Considering the unpredictable weather last weekend, Birkbeck said the festival might be moved to the end of April next year to “be sure of better weather.”

Still, “Overall, we were very happy with it,” she said of the event and the turnout.

The festival began with a 10 a.m. performance by the Clinton High School Jazz Band, with other activities running until about 4 p.m.

That included performances, booths and displays by area schools, school art programs and local businesses, such as dancing, acting, interactive murals, projects for the kids and more.

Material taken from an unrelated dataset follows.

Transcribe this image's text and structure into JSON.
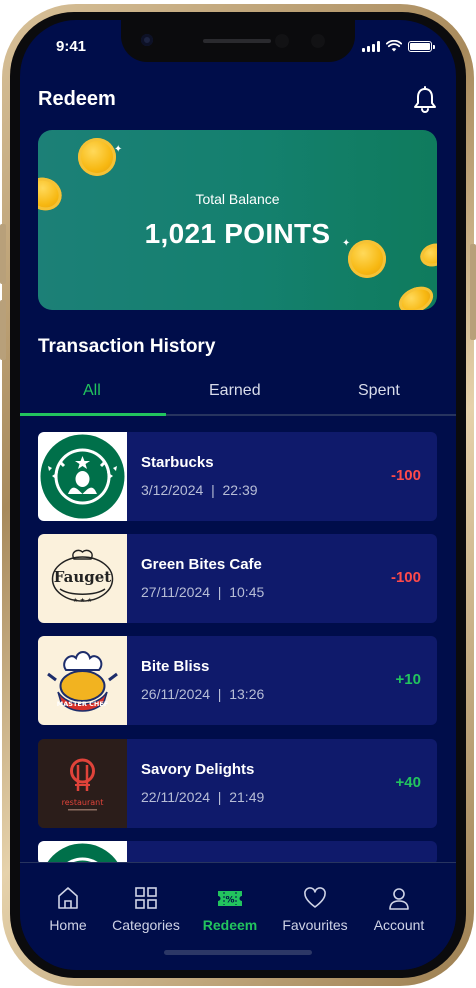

Market Street businesses and some tents were used to display art from students in Clinton City and Anderson County schools.

Other events included performances by the CHS Choir, Dream Dance, the Clinton City Schools Percussion Ensemble and Ukulele Club, the CCS Color Guard, Wendy Gilhula pottery, Knoxville Children’s Theatre, and more.

The event also included art vendors, craft and artist demonstrations, a community macrame mural, and art projects for the kids.

Art was displayed inside of many of the downtown stores, including Hoskins in the Flat, where manager Mollie Farrar said there were many visitors who stopped in to look at the artwork.

On Thursday and Friday nights, Anderson County Schools hosted a large art show at the Kincaid House, featuring individual student art.

Clinton City Schools put up a large tent in the Hoskins Park on Market Street, featuring individual student art.